Site-directed mutations of CxnD were conducted to verify the importance of amino acids potentially involved in substrate binding. The substantially decreased/lost activity of T239A/P mutants, with similar binding affinity to 5 as wild-type CxnD, suggested the importance of the conserved T239 in the catalytic activity, which was also the same for many other P450s. Especially, K238E, which restored the conserved acidic amino acid (D/E) in many P450s, exhibited no activity, suggesting K238 may not involve in the proton delivery system. This result is in agreement with the necessity of K238 in the interaction with the carboxyl group of the substrate, which might account for the unique reaction mechanism of CxnD.

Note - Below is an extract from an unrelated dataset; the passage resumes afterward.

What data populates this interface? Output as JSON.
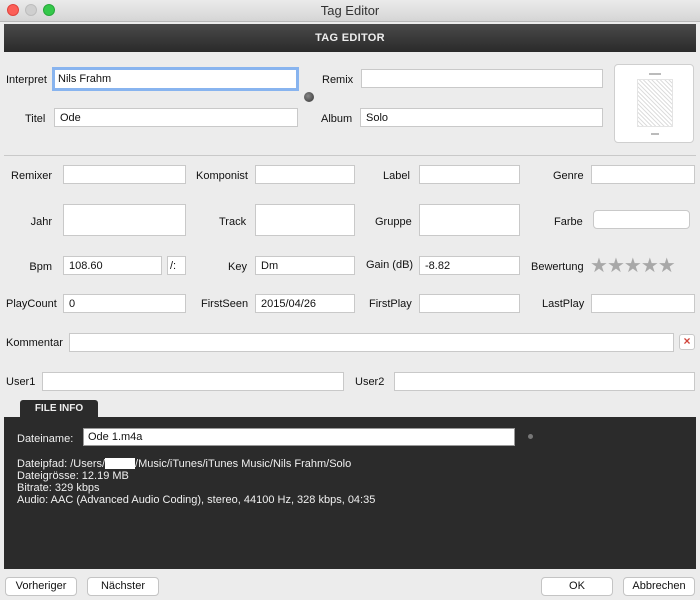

In summary, the genetic, biochemical and crystallographic studies of CxnD have provided the first insight into the molecular basis of intra-molecular C( sp 2)-H thiolation in the biosynthesis of the tricyclic indole- S -hetero skeleton of chuangxinmycin: The reaction is initiated by abstraction of hydrogen atom from the imino group of 2 R -5 or one electron from the indole ring by a ferryl-oxo species (Compound I). By repositioning and stabilizing the initial radical intermediate in the active site, an indole C-11 radical was formed. The hydrogen atom from thiol group was then abstracted by the ferryl-hydroxo species (Compound II) to generate the S radical, or the C-11 indole radical is directly oxidized by Compound II to yield a carbocation. A covalent bond is then formed between C-11 and S-13.

To our knowledge, this is the first biochemically and structurally characterized P450-mediated C-S bond formation in the biosynthesis of microbial secondary metabolites, broadening our understanding of C-S bond formation in natural products. This work is supported by National Key Research and Development Program of China (2018YFA0902000) and National Natural Science Foundation of China (81872780, 81803410). Dr. Yuanyuan Shi is the first author. Prof. Bin Hong and Prof. Linzhuan Wu are the co-corresponding authors.